Fear Factor & the personification of everything

 
Activists and organizers wonder why their fellow citizens sit home in front of inane television shows instead of hitting the streets to demand the government stop pouring tax revenues into the pockets of war profiteers.

Many say it's apathy. Others think it's greed ("I've got mine, screw the rest of you.") If I ask someone I have enough rapport with to pose such a question, I usually get an answer along the lines of: I am following my bliss and it's so much more fun to (garden, make quilts, spend time with my grandchildren, go to concerts -- fill in the blank).

But I don't believe them. I think they're actually afraid.

When the FBI comes to kick down doors in the dawn's early light, they don't want that door to be theirs.

This is a reasonable fear, and one which must be faced in order to be politically active.

Whistleblower Bradley Manning is still in solitary confinement while his fellow citizens turn away from the video called "Collateral Murder" and go about their business. 

I once worked with a nice woman, grandmother to one of my students, an ed tech without much education herself who had been a reading tutor for years under Title I funding programs. She admired a letter to the editor I'd had published about the shrub's plan to privatize social security. Her mother had raised her and her siblings on social security payments after their father died.

When I suggested that people needed to hear her story, and that she write a letter to the editor herself, she was visibly frightened. "Oh no, I don't think Dr. ______ would appreciate that!" she said with alarm, referring to the superintendent who was our common boss. So much for the 1st amendment, a lofty set of rights you study in school but don't dare exercise. (And don't think about building a mosque to exercise your right to worship as you see fit either.)
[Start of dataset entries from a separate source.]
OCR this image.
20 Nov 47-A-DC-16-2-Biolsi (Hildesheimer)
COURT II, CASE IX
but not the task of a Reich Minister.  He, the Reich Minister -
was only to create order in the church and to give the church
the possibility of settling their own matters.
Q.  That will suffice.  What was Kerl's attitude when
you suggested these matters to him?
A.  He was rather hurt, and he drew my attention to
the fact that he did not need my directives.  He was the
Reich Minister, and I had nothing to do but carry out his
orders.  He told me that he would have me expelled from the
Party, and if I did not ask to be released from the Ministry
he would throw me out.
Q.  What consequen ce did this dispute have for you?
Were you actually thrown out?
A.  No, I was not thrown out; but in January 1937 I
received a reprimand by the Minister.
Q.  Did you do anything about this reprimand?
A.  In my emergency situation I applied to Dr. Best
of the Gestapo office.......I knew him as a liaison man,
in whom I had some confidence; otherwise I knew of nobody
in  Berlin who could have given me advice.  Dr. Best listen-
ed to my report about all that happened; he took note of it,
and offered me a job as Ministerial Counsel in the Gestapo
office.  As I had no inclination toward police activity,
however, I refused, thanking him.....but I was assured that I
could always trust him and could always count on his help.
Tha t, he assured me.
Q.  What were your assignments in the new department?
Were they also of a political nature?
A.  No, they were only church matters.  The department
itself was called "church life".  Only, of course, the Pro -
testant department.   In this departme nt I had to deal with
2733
But people know something is wrong when their kids can't find jobs despite expensive educations and the concomittant student loan debts. They know their neighbor who defaulted on a mortgage and faced foreclosure wasn't lazy. Everybody knows somebody without health insurance because they can't afford the high premiums.
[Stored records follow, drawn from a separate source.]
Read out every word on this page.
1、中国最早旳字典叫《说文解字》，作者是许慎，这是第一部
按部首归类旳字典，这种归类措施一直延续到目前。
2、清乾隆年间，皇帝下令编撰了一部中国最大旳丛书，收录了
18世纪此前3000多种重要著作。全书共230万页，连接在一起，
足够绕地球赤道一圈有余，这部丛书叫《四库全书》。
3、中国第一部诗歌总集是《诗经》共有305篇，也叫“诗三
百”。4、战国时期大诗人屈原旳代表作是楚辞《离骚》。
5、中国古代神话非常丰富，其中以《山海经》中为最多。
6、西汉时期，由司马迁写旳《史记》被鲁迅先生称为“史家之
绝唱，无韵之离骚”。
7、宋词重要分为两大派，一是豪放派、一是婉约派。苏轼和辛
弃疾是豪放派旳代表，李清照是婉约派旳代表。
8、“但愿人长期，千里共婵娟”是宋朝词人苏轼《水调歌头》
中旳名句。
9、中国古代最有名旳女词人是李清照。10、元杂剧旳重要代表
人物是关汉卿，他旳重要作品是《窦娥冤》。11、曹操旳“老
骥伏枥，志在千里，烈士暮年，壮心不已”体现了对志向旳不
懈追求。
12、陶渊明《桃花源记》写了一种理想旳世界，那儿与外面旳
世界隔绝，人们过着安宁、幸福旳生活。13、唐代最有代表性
So what do people do? Many channel their concern into the charade of electoral politics. It's officially sanctioned activism, and probably won't result in the FBI confiscating your computer, cell phone and digital camera.

The issue of which celebrity spokesperson for the interests of the ruling class will be elevated to a bully pulpit doesn't affect much. But it conveniently creates even more fear.
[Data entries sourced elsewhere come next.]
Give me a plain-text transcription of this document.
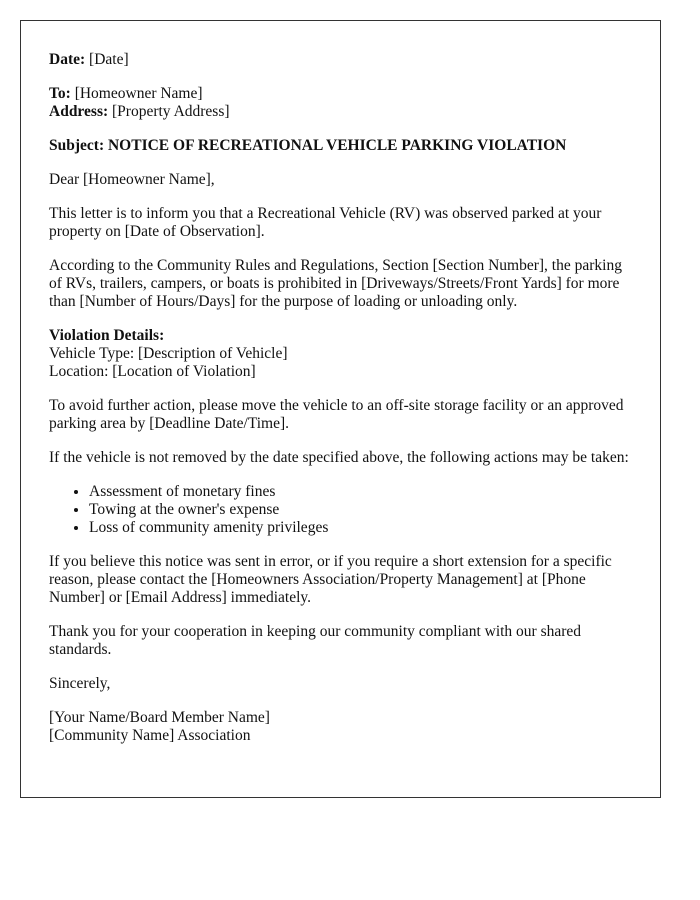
Date: [Date]

To: [Homeowner Name]
Address: [Property Address]

Subject: NOTICE OF RECREATIONAL VEHICLE PARKING VIOLATION

Dear [Homeowner Name],

This letter is to inform you that a Recreational Vehicle (RV) was observed parked at your property on [Date of Observation].

According to the Community Rules and Regulations, Section [Section Number], the parking of RVs, trailers, campers, or boats is prohibited in [Driveways/Streets/Front Yards] for more than [Number of Hours/Days] for the purpose of loading or unloading only.

Violation Details:
Vehicle Type: [Description of Vehicle]
Location: [Location of Violation]

To avoid further action, please move the vehicle to an off-site storage facility or an approved parking area by [Deadline Date/Time].

If the vehicle is not removed by the date specified above, the following actions may be taken:

• Assessment of monetary fines
• Towing at the owner's expense
• Loss of community amenity privileges

If you believe this notice was sent in error, or if you require a short extension for a specific reason, please contact the [Homeowners Association/Property Management] at [Phone Number] or [Email Address] immediately.

Thank you for your cooperation in keeping our community compliant with our shared standards.

Sincerely,

[Your Name/Board Member Name]
[Community Name] Association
When you vote out the guy everybody loved to hate and replace him with an articulate person of color with a glamorous wife and darling children, what do you get? The same rep for the Pentagon stays on board as Secretary of "Defense" and successive war supplemental funding bills keep pouring more dollars down the same rat hole. The annual military funding bill gets bigger, too. But you, the voter, now hold what you believe is a "Get-out-of-racism-free" card that they will have to pry from your cold, dead hands to get it away from you.

Fear the former vice presidential candidate for the G.O.P.! Fear her ignorance and her even more agressively stupid doppelgangers! Spend time on the internet sending insulting jokes about her to your friends. Then go shopping.

Some say the cult of celebrity is a modern phenomenon, fueled by mass communications, focus group research, and elocution coaching.

But Shakespeare's play Julius Caesar is believed to have been written in 1599. It opens with a scene where two patricians query commoners about why they are idling in festive garb. Turns out they the people are waiting for Caesar's parade to pass by so they can cheer for him. Weren't you standing here last time to cheer Pompey? Don't you know Caesar killed Pompey, you bunch of blockheads? say the patricians before shooing them away.

Later at the funeral oration the playwright has some more fun with this. When Brutus speaks, the rabble calls out their admiration. Then it's Mark Antony's turn, he trashes Brutus, and suddenly the mob is all for crowning him.

So this tendency is nothing new.

And pouring energy into electing a talking head isn't activism.